The hotel project also ran into a publicity snag last week when members of the New England Regional Council of Carpenters staged a rally on Thursday, July 14, in front of the construction site on Route 26 to bring attention to what they say is the illegal action of TEC Construction, drywallers for the hotel job, bringing in workers who are not carrying workman’s compensation.

“You need workman’s comp on the job. It’s very simple,” said John Leavitt, regional business manager for the New England Regional Council of Carpenters. “We turned them in [to the state Department of Labor]. We said, ‘You need workman’s comp.’”

Cleary said the rally did not disrupt work.

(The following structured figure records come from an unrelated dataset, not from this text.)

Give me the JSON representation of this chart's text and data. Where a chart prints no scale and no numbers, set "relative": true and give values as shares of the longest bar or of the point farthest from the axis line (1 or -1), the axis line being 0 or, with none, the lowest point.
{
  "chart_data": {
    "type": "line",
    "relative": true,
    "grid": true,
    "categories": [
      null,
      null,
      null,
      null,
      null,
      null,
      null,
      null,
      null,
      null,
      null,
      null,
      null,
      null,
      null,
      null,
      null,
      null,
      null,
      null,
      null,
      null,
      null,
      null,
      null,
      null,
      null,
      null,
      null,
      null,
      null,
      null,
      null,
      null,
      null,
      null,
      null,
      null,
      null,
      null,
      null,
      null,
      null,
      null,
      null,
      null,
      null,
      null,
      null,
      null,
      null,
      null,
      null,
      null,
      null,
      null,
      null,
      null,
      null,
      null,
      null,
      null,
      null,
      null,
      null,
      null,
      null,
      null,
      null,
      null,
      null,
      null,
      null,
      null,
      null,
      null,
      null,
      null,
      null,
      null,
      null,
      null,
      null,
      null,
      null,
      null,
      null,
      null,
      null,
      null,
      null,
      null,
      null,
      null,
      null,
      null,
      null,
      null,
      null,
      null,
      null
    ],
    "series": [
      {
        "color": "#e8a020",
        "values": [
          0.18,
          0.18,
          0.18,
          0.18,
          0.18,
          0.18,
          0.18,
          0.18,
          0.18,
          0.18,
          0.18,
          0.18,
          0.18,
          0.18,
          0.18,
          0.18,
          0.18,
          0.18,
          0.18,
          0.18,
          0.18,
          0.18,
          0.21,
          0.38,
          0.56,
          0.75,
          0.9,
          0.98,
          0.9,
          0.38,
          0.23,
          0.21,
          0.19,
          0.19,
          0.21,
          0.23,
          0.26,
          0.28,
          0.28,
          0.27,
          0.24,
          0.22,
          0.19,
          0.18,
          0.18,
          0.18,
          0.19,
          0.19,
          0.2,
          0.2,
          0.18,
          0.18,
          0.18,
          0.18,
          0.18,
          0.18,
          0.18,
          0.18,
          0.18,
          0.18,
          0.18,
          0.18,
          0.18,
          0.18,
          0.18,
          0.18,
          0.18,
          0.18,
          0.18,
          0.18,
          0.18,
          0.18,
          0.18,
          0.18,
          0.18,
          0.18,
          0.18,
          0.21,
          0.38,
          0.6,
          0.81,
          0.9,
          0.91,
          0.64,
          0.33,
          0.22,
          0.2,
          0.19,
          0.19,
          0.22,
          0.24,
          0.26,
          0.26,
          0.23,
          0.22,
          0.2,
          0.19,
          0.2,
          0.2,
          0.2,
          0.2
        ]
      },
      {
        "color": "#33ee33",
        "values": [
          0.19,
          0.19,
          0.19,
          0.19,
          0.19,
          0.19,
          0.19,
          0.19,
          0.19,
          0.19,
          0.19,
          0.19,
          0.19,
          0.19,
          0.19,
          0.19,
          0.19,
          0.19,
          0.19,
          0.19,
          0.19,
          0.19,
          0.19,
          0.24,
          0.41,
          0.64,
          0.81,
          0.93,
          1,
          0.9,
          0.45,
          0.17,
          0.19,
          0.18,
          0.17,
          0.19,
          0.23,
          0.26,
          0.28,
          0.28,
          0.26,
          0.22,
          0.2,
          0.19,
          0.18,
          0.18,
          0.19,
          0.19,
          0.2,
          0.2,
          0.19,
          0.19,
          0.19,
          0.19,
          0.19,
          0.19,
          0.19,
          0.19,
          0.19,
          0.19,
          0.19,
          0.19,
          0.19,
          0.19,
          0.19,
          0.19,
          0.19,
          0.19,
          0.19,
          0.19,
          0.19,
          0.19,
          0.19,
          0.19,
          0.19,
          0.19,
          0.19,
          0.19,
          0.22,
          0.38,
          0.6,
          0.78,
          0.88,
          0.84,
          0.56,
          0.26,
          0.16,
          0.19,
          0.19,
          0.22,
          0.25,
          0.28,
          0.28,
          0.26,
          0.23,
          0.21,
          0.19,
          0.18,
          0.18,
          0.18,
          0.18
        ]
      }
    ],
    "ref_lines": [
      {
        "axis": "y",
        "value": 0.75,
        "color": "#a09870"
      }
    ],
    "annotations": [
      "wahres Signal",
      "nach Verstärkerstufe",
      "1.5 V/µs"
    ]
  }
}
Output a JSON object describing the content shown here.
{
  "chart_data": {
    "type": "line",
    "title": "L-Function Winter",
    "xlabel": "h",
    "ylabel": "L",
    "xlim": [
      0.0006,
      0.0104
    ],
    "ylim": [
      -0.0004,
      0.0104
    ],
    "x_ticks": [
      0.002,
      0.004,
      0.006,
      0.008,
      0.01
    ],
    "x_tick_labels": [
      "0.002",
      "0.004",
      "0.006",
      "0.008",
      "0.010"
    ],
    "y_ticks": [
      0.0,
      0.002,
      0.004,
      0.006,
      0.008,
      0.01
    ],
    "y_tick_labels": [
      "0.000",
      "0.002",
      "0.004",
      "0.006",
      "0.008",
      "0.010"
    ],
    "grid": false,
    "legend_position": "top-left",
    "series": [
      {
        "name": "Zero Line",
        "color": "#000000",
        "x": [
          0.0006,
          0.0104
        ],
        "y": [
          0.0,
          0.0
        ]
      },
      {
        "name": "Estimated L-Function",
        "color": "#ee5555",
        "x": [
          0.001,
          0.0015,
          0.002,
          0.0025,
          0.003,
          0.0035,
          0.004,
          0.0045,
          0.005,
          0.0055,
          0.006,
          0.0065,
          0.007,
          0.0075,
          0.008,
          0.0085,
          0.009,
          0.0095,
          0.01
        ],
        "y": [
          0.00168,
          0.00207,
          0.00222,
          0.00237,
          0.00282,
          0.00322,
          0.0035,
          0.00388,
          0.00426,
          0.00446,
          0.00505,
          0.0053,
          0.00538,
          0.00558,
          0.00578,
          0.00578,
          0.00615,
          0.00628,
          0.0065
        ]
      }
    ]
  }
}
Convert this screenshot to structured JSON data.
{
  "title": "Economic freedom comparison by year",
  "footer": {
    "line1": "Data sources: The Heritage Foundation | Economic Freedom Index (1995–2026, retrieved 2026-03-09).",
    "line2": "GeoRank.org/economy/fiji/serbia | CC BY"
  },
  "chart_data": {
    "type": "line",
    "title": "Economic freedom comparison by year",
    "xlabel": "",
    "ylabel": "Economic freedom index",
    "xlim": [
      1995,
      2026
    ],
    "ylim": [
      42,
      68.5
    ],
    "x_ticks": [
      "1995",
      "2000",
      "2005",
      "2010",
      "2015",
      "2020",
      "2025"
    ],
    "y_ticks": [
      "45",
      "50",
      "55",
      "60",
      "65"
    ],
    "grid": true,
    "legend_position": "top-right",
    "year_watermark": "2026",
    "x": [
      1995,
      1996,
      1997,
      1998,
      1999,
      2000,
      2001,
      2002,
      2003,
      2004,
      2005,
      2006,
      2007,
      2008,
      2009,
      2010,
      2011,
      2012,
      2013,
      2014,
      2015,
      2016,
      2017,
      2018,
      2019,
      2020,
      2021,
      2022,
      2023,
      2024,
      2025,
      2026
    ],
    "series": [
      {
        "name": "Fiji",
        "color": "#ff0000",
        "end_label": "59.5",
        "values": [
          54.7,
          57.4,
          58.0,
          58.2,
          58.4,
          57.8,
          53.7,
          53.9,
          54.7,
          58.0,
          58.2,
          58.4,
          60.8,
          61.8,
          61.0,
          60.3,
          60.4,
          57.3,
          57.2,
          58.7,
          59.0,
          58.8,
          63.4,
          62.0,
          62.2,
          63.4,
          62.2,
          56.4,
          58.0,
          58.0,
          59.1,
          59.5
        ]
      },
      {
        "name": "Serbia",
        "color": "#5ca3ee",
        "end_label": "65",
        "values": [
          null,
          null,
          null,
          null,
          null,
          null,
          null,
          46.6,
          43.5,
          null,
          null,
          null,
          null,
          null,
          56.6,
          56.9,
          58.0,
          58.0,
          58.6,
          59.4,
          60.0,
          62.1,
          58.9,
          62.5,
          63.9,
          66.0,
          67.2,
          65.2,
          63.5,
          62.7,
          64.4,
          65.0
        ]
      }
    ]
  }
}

“I am aware of the situation that took place last week for one day with a local union.  It is my understanding that it was a one-day event.  The action did not interrupt construction,” he said.

Leavitt said the problem could be avoided if the state stepped up its enforcement.

ELEVATOR —  The fourth floor elevator and lobby area at the Hampton Inn is pictured here on Saturday, July 16.
ELEVATOR —  The fourth floor elevator and lobby area at the Hampton Inn is pictured here on Saturday, July 16.

Leavitt said companies are going under because others are allowed to hire workers who are misclassified and don’t carry the proper insurance.

Misclassification means treating workers as independent contractors when legally they should be employees, according to information from the Bureau of Labor Standards in the Maine Department of Labor.

The issue locally was brought to light by a representative of the NERCC, who filed a tip with the Department of Labor after seeking employment with TEC Construction LLC of Connection.

Cleary said the project’s completion is not off schedule by much.

“The project started just over a year ago and while it is taking longer than planned, it is only off slightly,” he said.  “It is not uncommon for similar projects to take between 12-15 months. Weather, manpower, material deliveries all factor into the scheduling and length of construction.”